Blueberry plants need exposure to about 6 to 8 hours of sunlight, a typical day of light. On long summer days, be sure to move your blueberries to shade, so they don’t get too dry. When it comes to watering these plants, do it regularly. The soil should be moist but never soggy; you don’t want to drown your blueberries. If the top of the plant begins to feel dry, that is a good time to water them a bit.

Keep your blueberries fed with fertilizer or compost, but not all the time. When the blueberries first start to grow leaves and bud, you give the plant its first bit of fertilizer. Use about half a cup for the size of the pot we mentioned above.

Give it about two months before giving it a second dose of fertilizer. Then wait two more months before its third and final dose for that season on growth.

When the bush is in full berry bloom during late summer, cover the soil in mulch to help keep the roots cool and trap the cool water in. This also prevents some insects from getting into your plant and eating it up. However, you shouldn’t put mulch around the trunk because it can prevent new blueberry branches from growing.

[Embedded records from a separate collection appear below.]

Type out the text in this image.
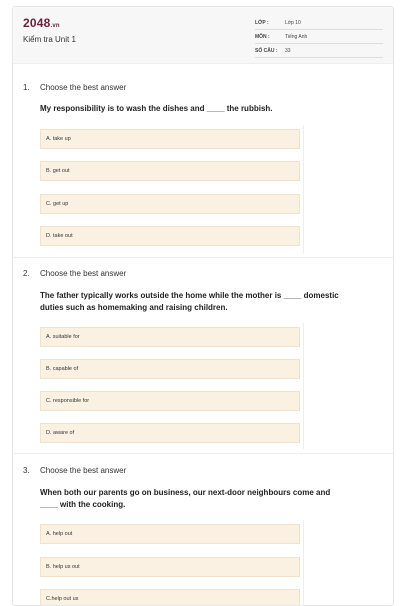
2048.vn
Kiểm tra Unit 1
LỚP :	Lớp 10
MÔN :	Tiếng Anh
SỐ CÂU : 33
1. Choose the best answer
My responsibility is to wash the dishes and ____ the rubbish.
A. take up
B. get out
C. get up
D. take out
2. Choose the best answer
The father typically works outside the home while the mother is ____ domestic
duties such as homemaking and raising children.
A. suitable for
B. capable of
C. responsible for
D. aware of
3. Choose the best answer
When both our parents go on business, our next-door neighbours come and
____ with the cooking.
A. help out
B. help us out
C.help out us
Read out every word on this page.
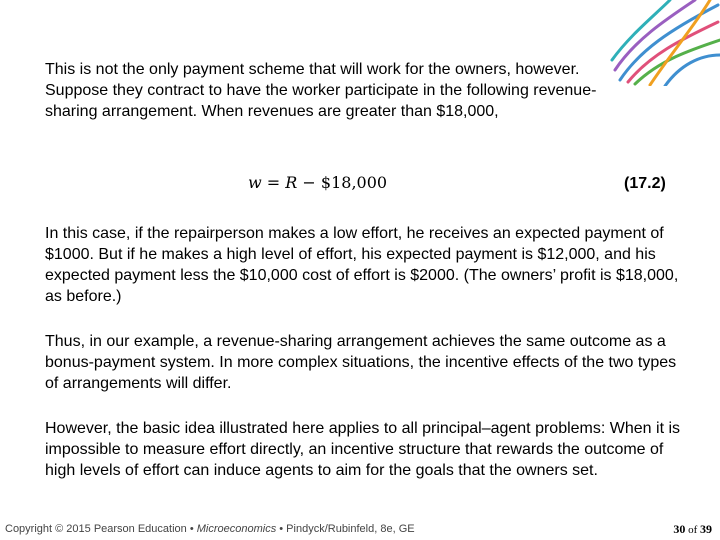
This is not the only payment scheme that will work for the owners, however. Suppose they contract to have the worker participate in the following revenue-sharing arrangement. When revenues are greater than $18,000,

w = R − $18,000	(17.2)

In this case, if the repairperson makes a low effort, he receives an expected payment of $1000. But if he makes a high level of effort, his expected payment is $12,000, and his expected payment less the $10,000 cost of effort is $2000. (The owners’ profit is $18,000, as before.)

Thus, in our example, a revenue-sharing arrangement achieves the same outcome as a bonus-payment system. In more complex situations, the incentive effects of the two types of arrangements will differ.

However, the basic idea illustrated here applies to all principal–agent problems: When it is impossible to measure effort directly, an incentive structure that rewards the outcome of high levels of effort can induce agents to aim for the goals that the owners set.

Copyright © 2015 Pearson Education • Microeconomics • Pindyck/Rubinfeld, 8e, GE	30 of 39
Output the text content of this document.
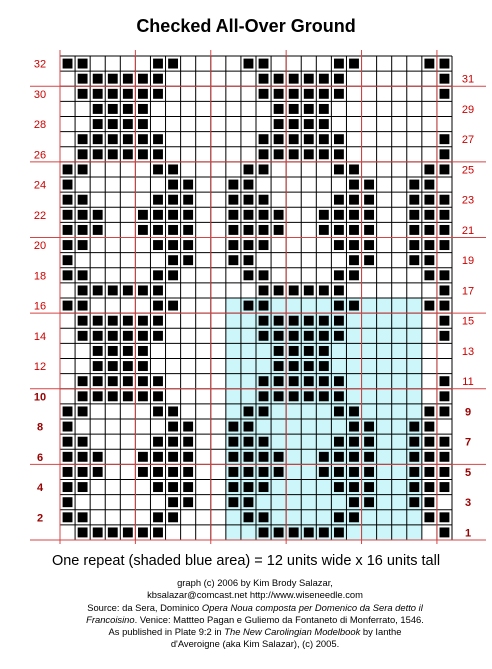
Checked All-Over Ground
2
4
6
8
10
12
14
16
18
20
22
24
26
28
30
32
1
3
5
7
9
11
13
15
17
19
21
23
25
27
29
31
One repeat (shaded blue area) = 12 units wide x 16 units tall
graph (c) 2006 by Kim Brody Salazar,
kbsalazar@comcast.net http://www.wiseneedle.com
Source: da Sera, Dominico Opera Noua composta per Domenico da Sera detto il Francoisino. Venice: Mattteo Pagan e Guliemo da Fontaneto di Monferrato, 1546. As published in Plate 9:2 in The New Carolingian Modelbook by Ianthe d'Averoigne (aka Kim Salazar), (c) 2005.
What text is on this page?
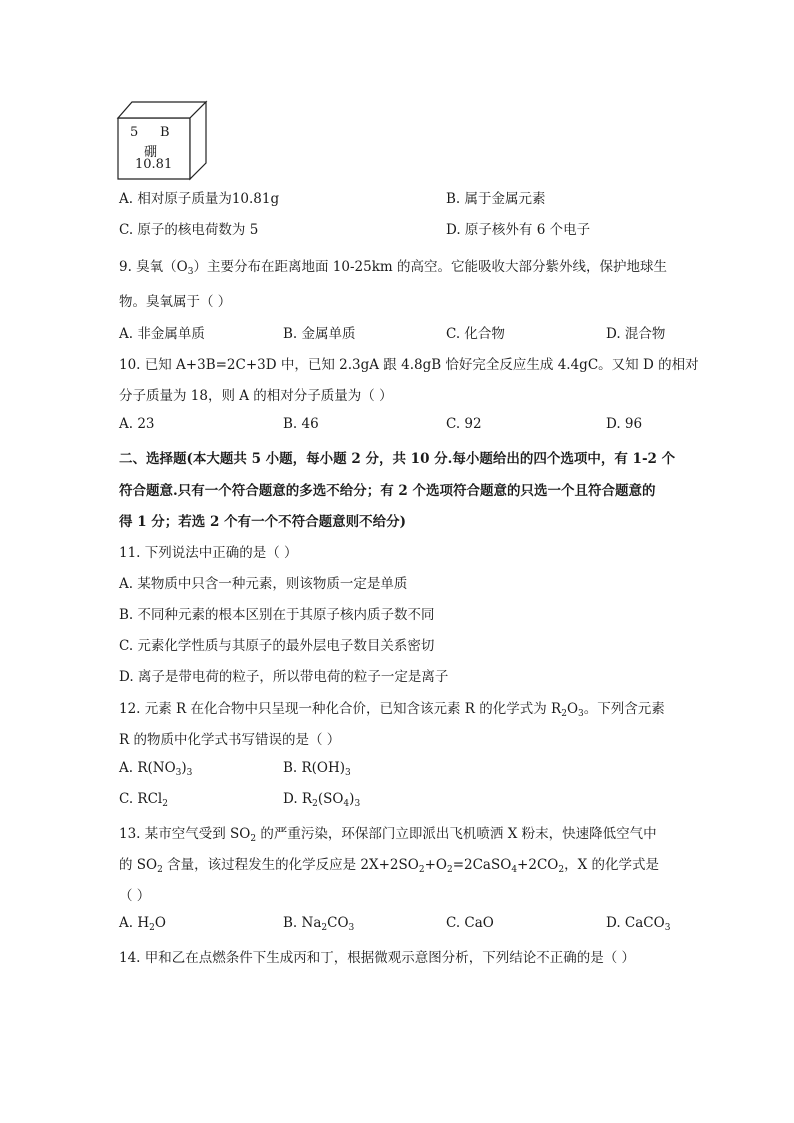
5 B
硼
10.81
A. 相对原子质量为10.81g	B. 属于金属元素
C. 原子的核电荷数为 5	D. 原子核外有 6 个电子
9. 臭氧$(O_3)$主要分布在距离地面 10-25km 的高空。它能吸收大部分紫外线，保护地球生
物。臭氧属于（ ）
A. 非金属单质	B. 金属单质	C. 化合物	D. 混合物
10. 已知 A+3B=2C+3D 中，已知 2.3gA 跟 4.8gB 恰好完全反应生成 4.4gC。又知 D 的相对
分子质量为 18，则 A 的相对分子质量为（ ）
A. 23	B. 46	C. 92	D. 96
二、选择题(本大题共 5 小题，每小题 2 分，共 10 分.每小题给出的四个选项中，有 1-2 个
符合题意.只有一个符合题意的多选不给分；有 2 个选项符合题意的只选一个且符合题意的
得 1 分；若选 2 个有一个不符合题意则不给分)
11. 下列说法中正确的是（ ）
A. 某物质中只含一种元素，则该物质一定是单质
B. 不同种元素的根本区别在于其原子核内质子数不同
C. 元素化学性质与其原子的最外层电子数目关系密切
D. 离子是带电荷的粒子，所以带电荷的粒子一定是离子
12. 元素 R 在化合物中只呈现一种化合价，已知含该元素 R 的化学式为 $R_2O_3$。下列含元素
R 的物质中化学式书写错误的是（ ）
A. $R(NO_3)_3$	B. $R(OH)_3$
C. RCl$_2$	D. $R_2(SO_4)_3$
13. 某市空气受到 $SO_2$ 的严重污染，环保部门立即派出飞机喷洒 X 粉末，快速降低空气中
的 $SO_2$ 含量，该过程发生的化学反应是 $2X+2SO_2+O_2=2CaSO_4+2CO_2$，X 的化学式是
（ ）
A. $H_2O$	B. $Na_2CO_3$	C. CaO	D. CaCO$_3$
14. 甲和乙在点燃条件下生成丙和丁，根据微观示意图分析，下列结论不正确的是（ ）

Leave about an inch or 2 of space around the trunk. You can also put netting over the bush to prevent hungry birds from eating all your blueberries before you get the chance to try them.

If possible, it is good to grow two blueberry bushes simultaneously because they will be able to pollinate one another.

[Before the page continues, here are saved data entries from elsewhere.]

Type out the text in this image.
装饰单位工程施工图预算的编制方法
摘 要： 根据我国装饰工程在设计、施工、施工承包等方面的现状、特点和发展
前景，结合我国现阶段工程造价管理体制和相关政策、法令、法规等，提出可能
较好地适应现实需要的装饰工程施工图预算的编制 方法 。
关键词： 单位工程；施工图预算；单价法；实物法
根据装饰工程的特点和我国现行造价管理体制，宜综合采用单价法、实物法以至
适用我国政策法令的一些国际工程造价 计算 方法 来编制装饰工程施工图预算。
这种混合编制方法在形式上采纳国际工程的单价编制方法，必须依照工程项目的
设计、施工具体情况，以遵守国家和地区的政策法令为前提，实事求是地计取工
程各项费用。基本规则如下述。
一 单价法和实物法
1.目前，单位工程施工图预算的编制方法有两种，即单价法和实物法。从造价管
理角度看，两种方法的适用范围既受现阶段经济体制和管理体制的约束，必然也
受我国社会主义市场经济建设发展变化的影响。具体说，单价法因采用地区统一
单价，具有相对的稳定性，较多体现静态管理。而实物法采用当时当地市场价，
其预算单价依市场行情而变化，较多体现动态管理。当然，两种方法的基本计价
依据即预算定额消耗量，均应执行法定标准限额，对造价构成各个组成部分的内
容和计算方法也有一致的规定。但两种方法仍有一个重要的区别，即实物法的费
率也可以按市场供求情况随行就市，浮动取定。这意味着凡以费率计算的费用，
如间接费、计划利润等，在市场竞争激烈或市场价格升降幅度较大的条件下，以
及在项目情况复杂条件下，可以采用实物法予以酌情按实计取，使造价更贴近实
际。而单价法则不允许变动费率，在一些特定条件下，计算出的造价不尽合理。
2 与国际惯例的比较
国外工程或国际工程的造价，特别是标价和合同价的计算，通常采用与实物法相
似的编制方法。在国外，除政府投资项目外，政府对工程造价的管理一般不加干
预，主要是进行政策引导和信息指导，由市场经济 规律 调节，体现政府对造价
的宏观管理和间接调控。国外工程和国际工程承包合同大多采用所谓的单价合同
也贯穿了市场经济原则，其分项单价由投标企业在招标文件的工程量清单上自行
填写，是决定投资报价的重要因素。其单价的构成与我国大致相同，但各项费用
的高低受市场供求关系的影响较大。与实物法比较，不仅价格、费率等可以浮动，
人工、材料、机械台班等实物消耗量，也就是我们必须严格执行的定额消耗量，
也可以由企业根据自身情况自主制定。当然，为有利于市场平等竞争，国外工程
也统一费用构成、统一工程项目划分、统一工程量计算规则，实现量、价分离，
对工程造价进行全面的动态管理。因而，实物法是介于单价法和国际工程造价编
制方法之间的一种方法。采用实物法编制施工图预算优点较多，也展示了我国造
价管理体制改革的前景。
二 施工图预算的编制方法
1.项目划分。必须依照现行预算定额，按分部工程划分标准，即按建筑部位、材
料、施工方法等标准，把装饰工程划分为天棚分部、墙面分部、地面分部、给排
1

  1. My dward blueberries are in pots outside, 3 of them. The leaves are beginning to turn brown, like leaves do in the fall. Is that supposed to happen?. They did not bloom but this is the first year I have had them. But they are not bushy, they just look straggly. I just read your article. If I put them in my shed (which is not heated) and put a grow light on them, should they survive? I sure do not want to lose them and have to start over.

    1. The leaves turning brown is a natural occurrence due to the fall season. Whether they survive will depend on how cold it is in the shed. If it’s not freezing, then they should survive.